I gravi vizi originari (sull'omessa applicazione della normativa di prevenzione antimafia) vengono ignorati dall'amministrazione comunale di centrosinistra eletta sotto lo slogan “mai sciolti per mafia”. Vengono ignorati dal M5S la cui allora Consigliere Comunale Silvia Malivindi si prodigava a sostenere e votare in Consiglio Comunale a Ventimiglia una mozione che metteva sotto accusa non la 'ndrangheta ed i suoi condizionamenti, bensì le inchieste antimafia dello Stato.
Oggi alle elezioni regionali Ioculano (sindaco di Ventimiglia che ha tutelato gli interessi della “Casa del Forte” nonostante i gravi elementi omissivi in materia antimafia) è candidato con lo schieramento rappresentato da Ferruccio Sansa (foto a lato con Ioculano). Un candidato presidente che parla di “zero consumo del territorio” e che ha al suo fianco quello Ioculano che ha rivendicato pubblicamente l'appoggio al progetto (in variante agli strumenti di pianificazione vigenti) di realizzazione, sulla collina verde retrostante il costruendo porticciolo, di un grande albergo e case di lusso, sotto l'insegna del nuovo Fronte Mare, promosso e finanziato direttamente dall’Olanda (in relazione alla Delibera proposta dalla Giunta Scullino, votata dal Consiglio Comunale il 9 aprile 2019, Ioculano ha infatti tenuto a precisare: «E’ stato un atto politico, votato all’unanimità del consiglio comunale»).

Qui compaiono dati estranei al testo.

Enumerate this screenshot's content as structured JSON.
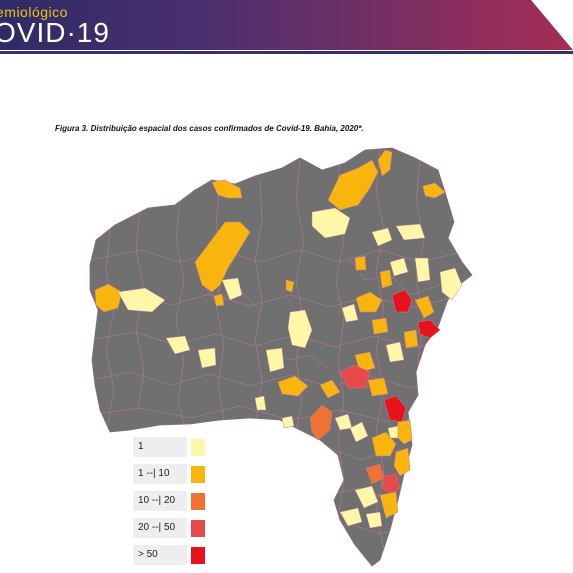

Silvia Malivindi era indicata capolista del M5S per le elezioni regionali nella circoscrizione di Imperia, sempre nello schieramento rappresentato da Sansa, ma non sarà candidata; non perché qualcuno avesse posto paletti per quanto sostenuto dalla stessa sul tema della 'ndrangheta (a partire dalla mozione che chiedeva i danni allo Stato per le azioni di prevenzione e contrasto della 'ndrangheta), bensì perché lei ha rinunciato alla candidatura.
Questo è uno primo spaccato di quella terra di Ponente di quella regione, la Liguria, su cui la D.I.A. nell'ultima relazione (2° semestre 2019) ha lanciato l’ennesimo allarme:
«La compenetrazione dell’imprenditoria mafiosa nell’economia legale locale dimostra come le MAFIE si siano trasformate, in LIGURIA, da “soggetto che si è infiltrato” a “SOGGETTO CHE SI E' INTEGRATO” perfettamente nel sistema economico del territorio».